An even greater embarrassment to the government and the Lobbyists Registry came in October, 2008 when Patrick Kinsella, former principal secretary to Social Credit premier Bill Bennett and longtime Liberal campaign advisor, refused to cooperate with the Privacy Commissioner’s investigation that he improperly lobbied the government. The investigation was triggered after Sean Holman, the legislative reporter for the Vancouver newspaper 24 Hours, obtained copies of records obtained under Washington state’s Freedom of Information legislation, which included a May 2006 contract between the Washington State government and Kinsella’s firm, The Progressive Group, in which the firm committed to "facilitate opportunities for Washington State to develop important relationships" with "key individuals within target business, political and Olympic circles" -- including cabinet ministers and senior bureaucrats. (In a 2004 interview, Kinsella had stated, "I don't consider myself a lobbyist. I hold myself up as a communications consultant. I don't do any lobbying. They don't need me to pick up a phone and talk to the government or any members of the provincial government. I make it very clear to my clients that I don't do that.")

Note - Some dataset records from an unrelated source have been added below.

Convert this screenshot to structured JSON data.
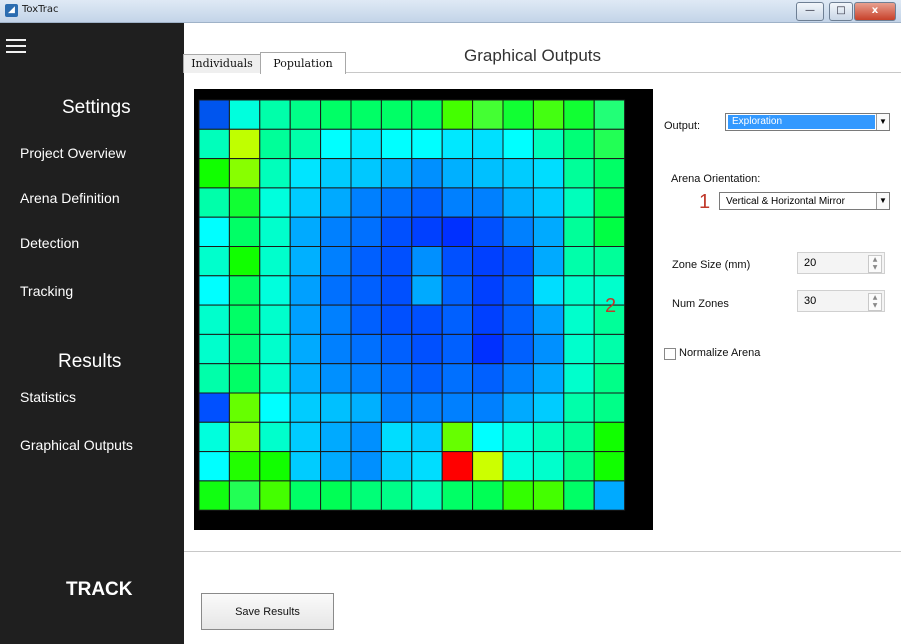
{
  "window": {
    "title": "ToxTrac",
    "minimize_glyph": "—",
    "maximize_glyph": "□",
    "close_glyph": "x"
  },
  "sidebar": {
    "settings_heading": "Settings",
    "settings_items": [
      "Project Overview",
      "Arena Definition",
      "Detection",
      "Tracking"
    ],
    "results_heading": "Results",
    "results_items": [
      "Statistics",
      "Graphical Outputs"
    ],
    "track_label": "TRACK"
  },
  "main": {
    "tabs": [
      {
        "label": "Individuals",
        "active": false
      },
      {
        "label": "Population",
        "active": true
      }
    ],
    "title": "Graphical Outputs",
    "output": {
      "label": "Output:",
      "value": "Exploration"
    },
    "arena_orientation": {
      "label": "Arena Orientation:",
      "value": "Vertical & Horizontal Mirror"
    },
    "zone_size": {
      "label": "Zone Size (mm)",
      "value": "20"
    },
    "num_zones": {
      "label": "Num Zones",
      "value": "30"
    },
    "normalize": {
      "label": "Normalize Arena",
      "checked": false
    },
    "annotation_1": "1",
    "annotation_2": "2",
    "save_button": "Save Results"
  },
  "heatmap": {
    "grid": [
      [
        "#0055ee",
        "#00ffdd",
        "#00ffaa",
        "#00ff88",
        "#00ff66",
        "#00ff66",
        "#00ff66",
        "#00ff66",
        "#44ff00",
        "#44ff33",
        "#11ff33",
        "#44ff11",
        "#11ff33",
        "#22ff77"
      ],
      [
        "#00ffbb",
        "#c0ff00",
        "#00ff99",
        "#00ffaa",
        "#00ffff",
        "#00e8ff",
        "#00ffff",
        "#00ffff",
        "#00e8ff",
        "#00e0ff",
        "#00ffff",
        "#00ffbb",
        "#00ff77",
        "#22ff55"
      ],
      [
        "#11ff00",
        "#88ff00",
        "#00ffbb",
        "#00e5ff",
        "#00ccff",
        "#00c8ff",
        "#00b0ff",
        "#0090ff",
        "#00b0ff",
        "#00c0ff",
        "#00ccff",
        "#00ddff",
        "#00ff99",
        "#00ff66"
      ],
      [
        "#00ffaa",
        "#11ff33",
        "#00ffdd",
        "#00ccff",
        "#00aaff",
        "#0080ff",
        "#0070ff",
        "#0060ff",
        "#0080ff",
        "#0080ff",
        "#00b0ff",
        "#00ccff",
        "#00ffbb",
        "#00ff55"
      ],
      [
        "#00ffff",
        "#00ff66",
        "#00ffcc",
        "#00aaff",
        "#0080ff",
        "#0070ff",
        "#0050ff",
        "#0040ff",
        "#0030ff",
        "#0050ff",
        "#0080ff",
        "#00aaff",
        "#00ff99",
        "#00ff44"
      ],
      [
        "#00ffcc",
        "#11ff00",
        "#00ffcc",
        "#00b0ff",
        "#0080ff",
        "#0060ff",
        "#0050ff",
        "#0090ff",
        "#0050ff",
        "#0040ff",
        "#0050ff",
        "#00aaff",
        "#00ffaa",
        "#00ff99"
      ],
      [
        "#00ffff",
        "#00ff66",
        "#00ffdd",
        "#00a0ff",
        "#0070ff",
        "#0060ff",
        "#0050ff",
        "#00aaff",
        "#0060ff",
        "#0040ff",
        "#0060ff",
        "#00ddff",
        "#00ffcc",
        "#00ffcc"
      ],
      [
        "#00ffcc",
        "#00ff66",
        "#00ffcc",
        "#00a0ff",
        "#0080ff",
        "#0060ff",
        "#0050ff",
        "#0050ff",
        "#0060ff",
        "#0040ff",
        "#0060ff",
        "#00a0ff",
        "#00ffcc",
        "#00ff99"
      ],
      [
        "#00ffcc",
        "#00ff77",
        "#00ffcc",
        "#00aaff",
        "#0080ff",
        "#0070ff",
        "#0060ff",
        "#0050ff",
        "#0060ff",
        "#0030ff",
        "#0060ff",
        "#0090ff",
        "#00ffcc",
        "#00ffaa"
      ],
      [
        "#00ffaa",
        "#00ff66",
        "#00ffcc",
        "#00b0ff",
        "#0090ff",
        "#0080ff",
        "#0070ff",
        "#0060ff",
        "#0070ff",
        "#0060ff",
        "#0080ff",
        "#00aaff",
        "#00ffcc",
        "#00ff88"
      ],
      [
        "#0050ff",
        "#66ff00",
        "#00ffff",
        "#00ccff",
        "#00c0ff",
        "#00b0ff",
        "#0080ff",
        "#0080ff",
        "#0080ff",
        "#0080ff",
        "#00aaff",
        "#00ccff",
        "#00ffaa",
        "#00ff88"
      ],
      [
        "#00ffdd",
        "#88ff00",
        "#00ffcc",
        "#00ccff",
        "#00aaff",
        "#0090ff",
        "#00ddff",
        "#00ccff",
        "#66ff00",
        "#00ffff",
        "#00ffdd",
        "#00ffbb",
        "#00ff99",
        "#11ff00"
      ],
      [
        "#00ffff",
        "#22ff00",
        "#11ff00",
        "#00ccff",
        "#00aaff",
        "#0090ff",
        "#00ccff",
        "#00ddff",
        "#ff0000",
        "#ccff00",
        "#00ffdd",
        "#00ffcc",
        "#00ff88",
        "#11ff00"
      ],
      [
        "#11ff11",
        "#22ff55",
        "#44ff00",
        "#00ff66",
        "#00ff55",
        "#00ff77",
        "#00ff88",
        "#00ffbb",
        "#00ff66",
        "#00ff55",
        "#33ff00",
        "#44ff00",
        "#00ff66",
        "#00aaff"
      ]
    ]
  }
}
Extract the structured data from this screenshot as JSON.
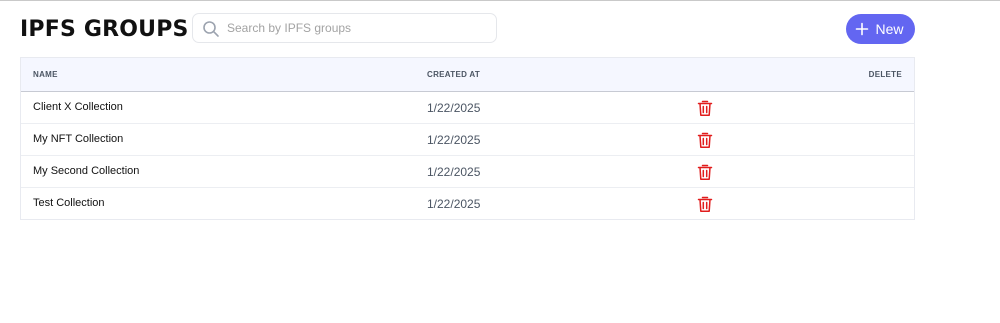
{
  "header": {
    "title": "IPFS GROUPS"
  },
  "search": {
    "placeholder": "Search by IPFS groups",
    "value": ""
  },
  "actions": {
    "new_label": "New"
  },
  "table": {
    "columns": [
      "NAME",
      "CREATED AT",
      "DELETE"
    ],
    "rows": [
      {
        "name": "Client X Collection",
        "created_at": "1/22/2025"
      },
      {
        "name": "My NFT Collection",
        "created_at": "1/22/2025"
      },
      {
        "name": "My Second Collection",
        "created_at": "1/22/2025"
      },
      {
        "name": "Test Collection",
        "created_at": "1/22/2025"
      }
    ]
  },
  "icons": {
    "search": "search-icon",
    "new": "plus-icon",
    "delete": "trash-icon"
  },
  "colors": {
    "accent": "#6366f1",
    "delete": "#e11d1d",
    "header_bg": "#f5f7ff"
  }
}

In September 2008 Kinsella’s lawyer Paul Cassidy published a review of the LRA which found that the Registrar of Lobbyists had “no legislative or other power to accept complaints, or to conduct any investigation or reporting on the activities of individuals alleged to have contravened the Act” and that , accordingly, any investigations by the Registrar concerning the alleged lobbying activities of our client have no legal basis”. Loukidelis once again wrote to the attorney –general, pointing out that previous investigations taken unde the LRA had only been possible with the cooperation of those being investigated—i.e. that the BC system was essentially an honour system. The Kinsella case showed that the LRA needed amendments, similar to those found in the Alberta Lobbyists Act, the federal Lobbying Act, and Quebec’s Lobbying Transparency and Ethics Act, that gave the responsible officer powers to investigate non-compliance, including the power to compel production of records and testimony. The Commissioner added that in the meantime, he would no longer investigate complaints against lobbyists because of the de facto veto that lobbyists under investigation have (Loukidelis 2008, 4-5). The Opposition NDP responded by stating that in the future it would therefore ask the RCMP to conduct such investigations, starting with the “Kinsella affair”.

Largely as a result of the complaints concerning Dobell and Kinsella, both of BC’s major parties have signalled that the LRA will be expanded and improved in line with the leading legislation elsewhere in Canada. But besides providing an impetus to legislative reform, these cases also illustrate that the lines between “lobbying”, “communications” and “governance” can be very fine. The growing institutionalization of interest group influence and legalization (in the sense of growing proceduralism and use of legal norms) of the political and policy environment is continuing to alter the way that the state interacts with society and the context in which policy decisions are made.





Endnotes
[1] McDonald, Jessica. Memorandum to the premier of British Columbia, April 27, 2007. “I remain satisfied that Mr. Dobell fulfilled his obligations with respect to managing potential conflict of interest, and that the discussion he and I had and the procedure we agreed to effectively safeguarded the Province’s interest.”